İslam; Allah'ın kulları için beğendiği, Hakk'ı bâtıldan ayırt eden dinidir. Adalet ve merhamet ancak İslam'dadır. İslam'ın Şer'i hükümleri, siyasetinden ukubatına kadar kadına da erkeğe de hayır ve faydalı olanları emretmiş, şerr ve zararlı olanları yasaklamış, toplumu başarı ve kalkınmaya götüren hükümlerdir. Allah Subhanehu ve Teâlâ insanı dişi ve erkekten yaratmıştır. İnsanlığın devamı her ikisinin de varlığına bağlıdır. Bundan dolayı her ikisine de fıtratlarına uygun, kadın ve erkek olma özelliklerine uygun, haklar ve görevler tayin etmiştir. Allah Subhanehu ve Teâlâ Şeriatı insanlığı hayır, huzur ve mutluluğa kavuşturmak, karanlıklardan aydınlığa çıkartmak için göndermiştir: ﴿فَإِمَّا يَأْتِيَنَّكُم مِّنِّي هُدًى فَمَنِ اتَّبَعَ هُدَايَ فَلَا يَضِلُّ وَلَا يَشْقَىٰ * وَمَنْ أَعْرَضَ عَن ذِكْرِي فَإِنَّ لَهُ مَعِيشَةً ضَنكاً وَنَحْشُرُهُ يَوْمَ الْقِيَامَةِ أَعْمَى﴾ “Artık benden size hidayet geldiğinde, kim benim hidayetime uyarsa o sapmaz ve bedbaht olmaz. Her kim de benim zikrimden (Kur’an’dan) yüz çevirirse, mutlaka ona dar bir geçim vardır. Bir de onu kıyamet gününde kör olarak haşrederiz.” [Taha 123-124]

İslam Ümmeti hiç Rabbinin hükümlerinden başka hükümlerle mutmain olur mu? Allah'ın, İslam'ın ve Ümmetin düşmanından gelen hükümlere uyup aydınlıktan karanlığa dönmeye razı olabilir mi?

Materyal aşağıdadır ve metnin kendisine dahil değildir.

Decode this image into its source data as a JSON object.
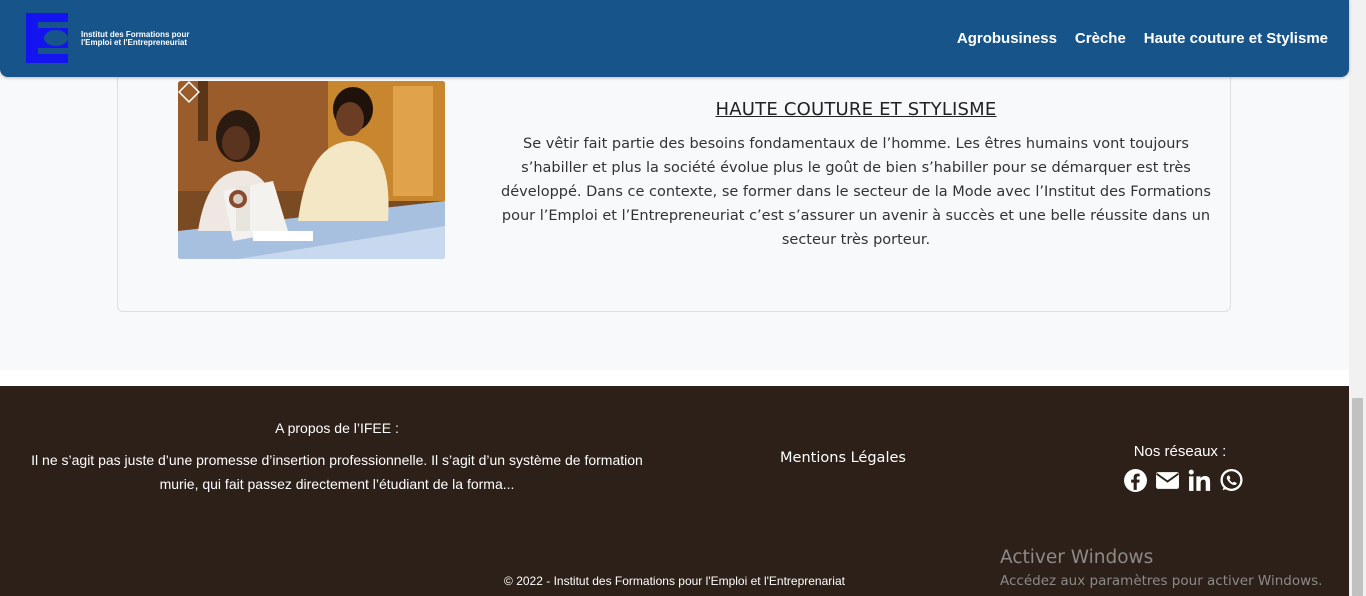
{
  "header": {
    "brand_line1": "Institut des Formations pour",
    "brand_line2": "l'Emploi et l'Entrepreneuriat",
    "brand_color": "#17548a",
    "logo_color": "#1414f0",
    "nav": [
      {
        "label": "Agrobusiness"
      },
      {
        "label": "Crèche"
      },
      {
        "label": "Haute couture et Stylisme"
      }
    ]
  },
  "article": {
    "title": "HAUTE COUTURE ET STYLISME",
    "body": "Se vêtir fait partie des besoins fondamentaux de l’homme. Les êtres humains vont toujours s’habiller et plus la société évolue plus le goût de bien s’habiller pour se démarquer est très développé. Dans ce contexte, se former dans le secteur de la Mode avec l’Institut des Formations pour l’Emploi et l’Entrepreneuriat c’est s’assurer un avenir à succès et une belle réussite dans un secteur très porteur.",
    "image_icon": "sewing-photo"
  },
  "footer": {
    "background": "#2c2018",
    "about_title": "A propos de l’IFEE :",
    "about_text": "Il ne s’agit pas juste d’une promesse d’insertion professionnelle. Il s’agit d’un système de formation murie, qui fait passez directement l’étudiant de la forma...",
    "legal_link": "Mentions Légales",
    "social_title": "Nos réseaux :",
    "social_icons": [
      "facebook-icon",
      "envelope-icon",
      "linkedin-icon",
      "whatsapp-icon"
    ],
    "copyright": "© 2022 - Institut des Formations pour l'Emploi et l'Entreprenariat"
  },
  "windows_watermark": {
    "title": "Activer Windows",
    "subtitle": "Accédez aux paramètres pour activer Windows."
  }
}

Kadınlara toplumda tam ve etkin katılım fırsatı veren, kadının haklarına erişimi için gerçek model oluşturan ancak Hilafet devletidir. Ancak Allah Subhanehu ve Teâlâ’nın indirdiği hükümler, kadınlara adalet, güven ve istikrar sağlayacaktır. Kadın; beşeri anayasa ve kanunların efsane hayalleriyle değil, Rabbinin kendisine seçtiğiyiyle huzur ve itminan dolu bir hayat sürecektir!